Agora, a justiça é algo complexo e faz-se de um equilibrio de forças, de poderes e de fiscalização de todos os intervenientes que nela trabalham. O papel do advogado é absolutamente fundamental para esse equilíbrio e para a verdadeira concretização da justiça. O verdadeiro garante do acesso à justiça e da defesa dos direitos das pessoas é o advogado. Antes de ser um negócio o nosso trabalho é uma missão. Por essa razão temos o dever de permitir que, mesmo os mais desfavorecidos, tenham acesso a uma advocacia de qualidade.

Considerando os últimos 50 anos desde a revolução de abril, quais foram as mudanças mais significativas nas leis relacionadas com o direito da família e das crianças em Portugal, e como é que o seu escritório se adapta às mudanças legislativas?

No direito da família destaco apenas algumas das mais impactantes, como o facto de antes do 25 de abril de 1974 não ser possível o divórcio se os cônjuges fossem casados catolicamente, e nem era possível o divórcio por mútuo consentimento. O cônjuge marido era o “Chefe de Família,” que detinha o poder marital e paternal e tinha o direito de administrar todo o património, quer se tratassem de bens comuns do casal, ou de bens próprios da mulher. A mãe solteira não beneficiava de qualquer proteção legal e os filhos ilegítimos não eram reconhecidos. Portanto, uma realidade bem diferente da que temos hoje. Atualmente a união de facto é reconhecida como uma figura jurídica geradora de direitos, temos a permissão da celebração do casamento entre pessoas do mesmo sexo, a possibilidade da adoção por pessoas individuais ou por casais do mesmo sexo. E só após o 25 de abril foi criminalizada a violência doméstica. Ou seja, não só passaram a ser aceites outros modelos de família como a forma mediante a qual o homem e a mulher são vistos dentro da família, passou a ser diferente. Por fim, ressalto a mudança de paradigma no que diz respeito às crianças e ao direito das crianças, que ao longo dos anos tem vindo a colocar o foco na proteção e direitos das crianças, assumindo-se a criança como a titular dos direitos que visam proteger nos processos que a ela dizem respeito. Na nossa área a única forma de não nos tornarmos desatualizados e obsoletos é continuar a estudar. Manter a formação continua, que é o que eu faço.

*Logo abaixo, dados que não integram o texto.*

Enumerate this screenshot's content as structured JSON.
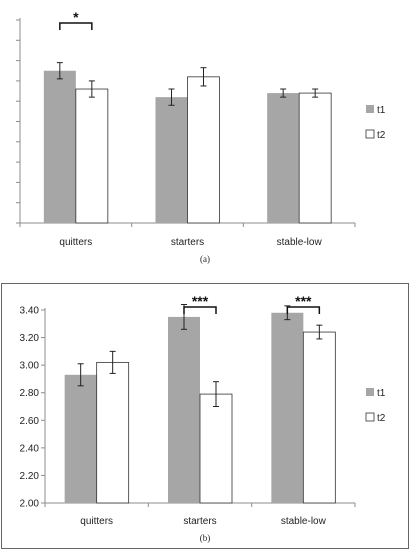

Como é que tem sido a evolução do direito sucessório em Portugal desde a revolução de abril?

O Direito sucessório tem tido pouquíssima evolução ao longo dos anos. É uma área do direito que parece um pouco esquecida. Não obstante, teve duas significativas alterações após o 25 de abril. A primeira foi acabar com a figura do “filho ilegítimo”. Os filhos não nascidos dentro do matrimónio não  eram reconhecidos e não possuíam os mesmos direitos que os filhos nascidos dentro do casamento, nomeadamente no que diz respeito a direitos sucessórios. E a segunda ao considerar o cônjuge sobrevivo como herdeiro na mesma classe sucessível dos descendentes. Antes do 25 de abril o cônjuge estava na mesma classe dos ascendentes e irmãos. Agora está em pé de igualdade com os filhos.

Olhando para o futuro, quais são os desafios que antevê nas áreas em que atua, especialmente considerando o contexto social e económico em constante transformação em Portugal e no mundo?

O desafio maior, na minha opinião, é que o poder legislativo e os tribunais encontrem o equilíbrio entre a evolução das mentalidades e das novas realidades com a necessidade de não se desproteger uns para proteger os outros.